Performance analysis of shell and tube type heat exchangers based on computational fluid dynamics (Case Study of Heat Exchangers at PT. XYZ)

Abstract

Shell and tube heat exchangers are essential components in the process industry, utilizing heat from exhaust gases to superheat steam in the production process. Their performance significantly determines the overall energy efficiency of the system. This study presents a case-based novelty by evaluating the actual performance of a shell and tube heat exchanger at PT. XYZ through Computational Fluid Dynamics (CFD) using Ansys Fluent 17.2. Simulations were conducted to analyze the distribution of temperature, pressure, and fluid velocity, as well as to calculate their effectiveness and LMTD. The simulation results show that the temperature of the cold fluid increases from 11.95°C to 19.35°C, while the temperature of the hot fluid decreases from 62.05°C to 49.55°C. The fluid pressure also decreases significantly, from 1717 Pa to -76.48 Pa on the tube side.
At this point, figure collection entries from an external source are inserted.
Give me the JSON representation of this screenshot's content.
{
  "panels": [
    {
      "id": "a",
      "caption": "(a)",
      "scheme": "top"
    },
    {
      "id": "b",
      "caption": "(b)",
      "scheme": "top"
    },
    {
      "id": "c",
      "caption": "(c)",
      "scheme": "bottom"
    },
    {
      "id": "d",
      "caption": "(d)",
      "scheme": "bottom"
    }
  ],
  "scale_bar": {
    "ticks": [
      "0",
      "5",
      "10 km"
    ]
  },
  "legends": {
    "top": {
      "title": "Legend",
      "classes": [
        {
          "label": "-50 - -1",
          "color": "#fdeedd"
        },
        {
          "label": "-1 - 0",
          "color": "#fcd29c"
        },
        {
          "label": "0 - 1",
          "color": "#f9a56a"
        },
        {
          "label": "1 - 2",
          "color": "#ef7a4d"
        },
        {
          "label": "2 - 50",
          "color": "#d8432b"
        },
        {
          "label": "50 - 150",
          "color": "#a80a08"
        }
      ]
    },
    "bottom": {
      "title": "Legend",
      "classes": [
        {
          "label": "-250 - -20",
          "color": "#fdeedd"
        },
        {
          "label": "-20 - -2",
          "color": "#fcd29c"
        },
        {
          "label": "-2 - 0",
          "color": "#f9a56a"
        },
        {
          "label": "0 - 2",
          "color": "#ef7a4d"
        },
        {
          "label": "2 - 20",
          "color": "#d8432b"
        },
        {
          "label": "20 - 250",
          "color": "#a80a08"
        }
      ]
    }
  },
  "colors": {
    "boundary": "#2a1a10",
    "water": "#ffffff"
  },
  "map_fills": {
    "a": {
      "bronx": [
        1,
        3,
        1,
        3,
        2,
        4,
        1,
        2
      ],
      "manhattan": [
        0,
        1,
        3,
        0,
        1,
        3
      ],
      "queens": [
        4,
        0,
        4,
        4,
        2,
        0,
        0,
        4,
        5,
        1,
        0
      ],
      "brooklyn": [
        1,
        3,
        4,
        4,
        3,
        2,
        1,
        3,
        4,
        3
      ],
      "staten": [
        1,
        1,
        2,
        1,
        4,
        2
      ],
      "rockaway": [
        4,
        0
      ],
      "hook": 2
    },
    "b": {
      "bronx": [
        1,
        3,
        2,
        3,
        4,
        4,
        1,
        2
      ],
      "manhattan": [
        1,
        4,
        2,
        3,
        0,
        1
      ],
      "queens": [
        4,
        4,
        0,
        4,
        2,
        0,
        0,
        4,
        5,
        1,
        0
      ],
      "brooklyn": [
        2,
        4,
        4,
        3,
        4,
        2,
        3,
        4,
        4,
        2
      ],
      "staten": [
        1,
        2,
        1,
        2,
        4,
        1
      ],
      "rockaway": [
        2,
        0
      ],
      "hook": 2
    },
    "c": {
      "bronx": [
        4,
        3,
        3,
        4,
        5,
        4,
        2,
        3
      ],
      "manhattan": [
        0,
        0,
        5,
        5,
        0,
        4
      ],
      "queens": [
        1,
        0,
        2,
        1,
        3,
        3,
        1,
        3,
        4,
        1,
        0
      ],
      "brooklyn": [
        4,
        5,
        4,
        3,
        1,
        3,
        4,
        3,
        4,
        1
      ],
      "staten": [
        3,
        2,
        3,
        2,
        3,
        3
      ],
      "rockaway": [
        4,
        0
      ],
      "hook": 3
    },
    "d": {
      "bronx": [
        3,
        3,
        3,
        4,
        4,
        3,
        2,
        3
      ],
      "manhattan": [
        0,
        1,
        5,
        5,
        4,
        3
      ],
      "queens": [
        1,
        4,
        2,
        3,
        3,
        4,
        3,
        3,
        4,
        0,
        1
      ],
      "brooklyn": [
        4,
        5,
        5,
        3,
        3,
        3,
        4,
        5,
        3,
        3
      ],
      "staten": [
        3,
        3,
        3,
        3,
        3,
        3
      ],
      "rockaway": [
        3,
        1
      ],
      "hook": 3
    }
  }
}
The LMTD value is 40.09°C, and the heat transfer effectiveness is 24.95%. To ensure reliability, the simulation results were validated against actual operating data from PT. XYZ. This study contributes by providing a representative picture of the real operating performance of shell and tube heat exchangers, which can serve as a practical basis for improving system design and energy efficiency in the process industry.